1. A petrochemical fixed-bed reactor, comprising a reactor structure (1), characterized in that: The surface of the reactor structure (1) is provided with a heat insulation rack (3), the inner wall of the heat insulation rack (3) is provided with a temperature control mechanism (2), the left side of the reactor structure (1) is provided with a hot and cold control structure (4), the inner wall of the reactor structure (1) is provided with an observation window (5), the inner wall of the reactor structure (1) is provided with a maintenance door (6), and a handle (7) is bolted to the front side of the maintenance door (6). The temperature control mechanism (2) includes an outlet pipe (201), a circulation pipe (202) and an inlet pipe (203). The left side of the inlet pipe (203) is fixedly connected to the right side of the circulation pipe (202), and the right side of the outlet pipe (201) is fixedly connected to the left side of the circulation pipe (202). The circulation pipe (202) is installed on the inner wall of the heat preservation rack (3).

2. A petrochemical fixed-bed reactor according to claim 1, characterized in that: The top of the heating and cooling control structure (4) is fixedly connected to a first connecting pipe (8), and the left side of the first connecting pipe (8) is fixedly connected to the right side of the water inlet pipe (203).

3. A petrochemical fixed-bed reactor according to claim 1, characterized in that: The top of the hot and cold control structure (4) is fixedly connected to a second connecting pipe (9), and the right side of the second connecting pipe (9) is fixedly connected to the left side of the water outlet pipe (201).

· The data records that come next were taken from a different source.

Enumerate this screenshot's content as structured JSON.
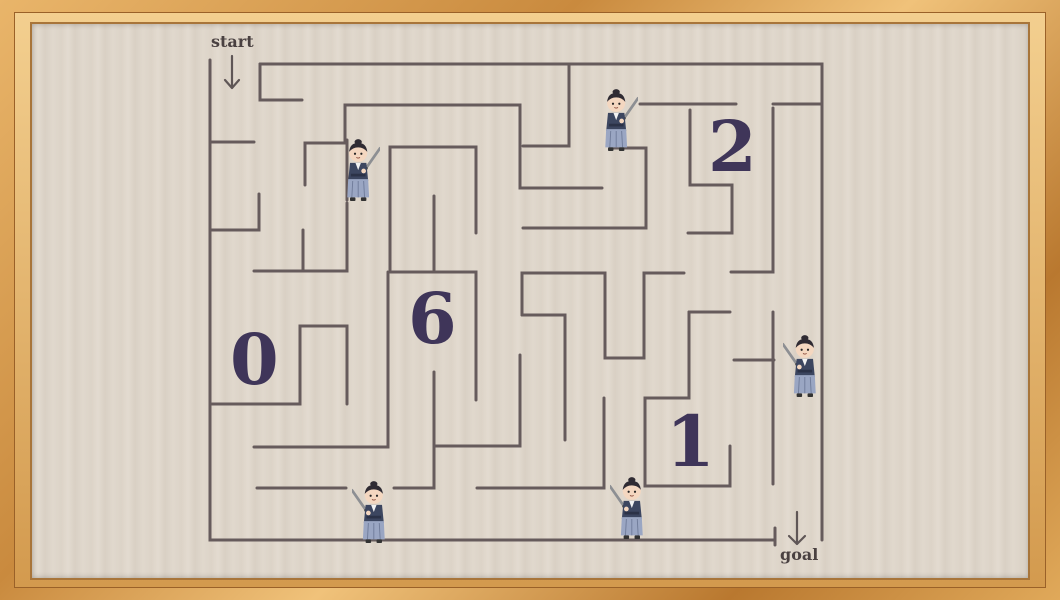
{
  "labels": {
    "start": "start",
    "goal": "goal"
  },
  "numbers": {
    "n0": "0",
    "n6": "6",
    "n2": "2",
    "n1": "1"
  },
  "colors": {
    "wall": "#665b5c",
    "number": "#3f3559",
    "frame": "#c98f45",
    "board": "#ddd4c8"
  },
  "icons": {
    "character": "samurai-with-sword",
    "arrow": "down-arrow"
  }
}
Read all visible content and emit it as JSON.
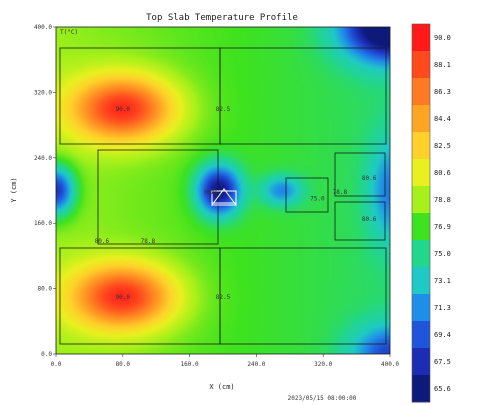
{
  "chart_data": {
    "type": "heatmap",
    "title": "Top Slab Temperature Profile",
    "xlabel": "X (cm)",
    "ylabel": "Y (cm)",
    "xlim": [
      0.0,
      400.0
    ],
    "ylim": [
      0.0,
      400.0
    ],
    "x_ticks": [
      "0.0",
      "80.0",
      "160.0",
      "240.0",
      "320.0",
      "400.0"
    ],
    "y_ticks": [
      "0.0",
      "80.0",
      "160.0",
      "240.0",
      "320.0",
      "400.0"
    ],
    "footer": "2023/05/15 08:00:00",
    "corner_label": "T(°C)",
    "colorbar": {
      "values": [
        "90.0",
        "88.1",
        "86.3",
        "84.4",
        "82.5",
        "80.6",
        "78.8",
        "76.9",
        "75.0",
        "73.1",
        "71.3",
        "69.4",
        "67.5",
        "65.6"
      ],
      "colors": [
        "#ff1a1a",
        "#ff4a1e",
        "#ff7a22",
        "#ffa526",
        "#ffd12a",
        "#e9f020",
        "#a7f01a",
        "#3ee21e",
        "#22d68c",
        "#1fc9c6",
        "#1f8ee8",
        "#1f55d8",
        "#1c2cb3",
        "#0d1a7a"
      ]
    },
    "hotspots": [
      {
        "x": 80,
        "y": 300,
        "peak": 90,
        "label": "90.0"
      },
      {
        "x": 80,
        "y": 70,
        "peak": 90,
        "label": "90.0"
      }
    ],
    "region_labels": [
      {
        "x": 200,
        "y": 300,
        "text": "82.5"
      },
      {
        "x": 200,
        "y": 70,
        "text": "82.5"
      },
      {
        "x": 110,
        "y": 138,
        "text": "78.8"
      },
      {
        "x": 55,
        "y": 138,
        "text": "80.6"
      },
      {
        "x": 340,
        "y": 198,
        "text": "78.8"
      },
      {
        "x": 375,
        "y": 215,
        "text": "80.6"
      },
      {
        "x": 375,
        "y": 165,
        "text": "80.6"
      },
      {
        "x": 313,
        "y": 190,
        "text": "75.0"
      }
    ],
    "annotations": [
      {
        "x": 185,
        "y": 198,
        "text": "HVAC"
      }
    ]
  }
}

4. A petrochemical fixed-bed reactor according to claim 1, characterized in that: The reactor structure (1) is bolted with a connecting block (10) on its surface, and a support leg assembly (11) is bolted to the bottom of the connecting block (10).

5. A petrochemical fixed-bed reactor according to claim 4, characterized in that: An annular block (12) is bolted to the surface of the outrigger assembly (11), and a connecting plate (13) is bolted to the left side of the annular block (12). The left side of the connecting plate (13) is bolted to the right side of the heat and cold control structure (4).

6. A petrochemical fixed-bed reactor according to claim 1, characterized in that: The surface of the heat insulation rack (3) is provided with a heat insulation rack (14), and the inner wall of the heat insulation rack (3) is provided with an installation groove (15) for use with the circulation pipe (202).

7. A petrochemical fixed-bed reactor according to claim 1, characterized in that: The inner wall of the inspection door (6) is provided with a sealing ring (16), and the surface of the sealing ring (16) is engaged with the inner wall of the reactor structure (1).

8. A petrochemical fixed-bed reactor according to claim 1, characterized in that: A knob (17) is movably connected to the inner wall of the inspection door (6), and the surface of the knob (17) is threadedly connected to the inner wall of the reactor structure (1).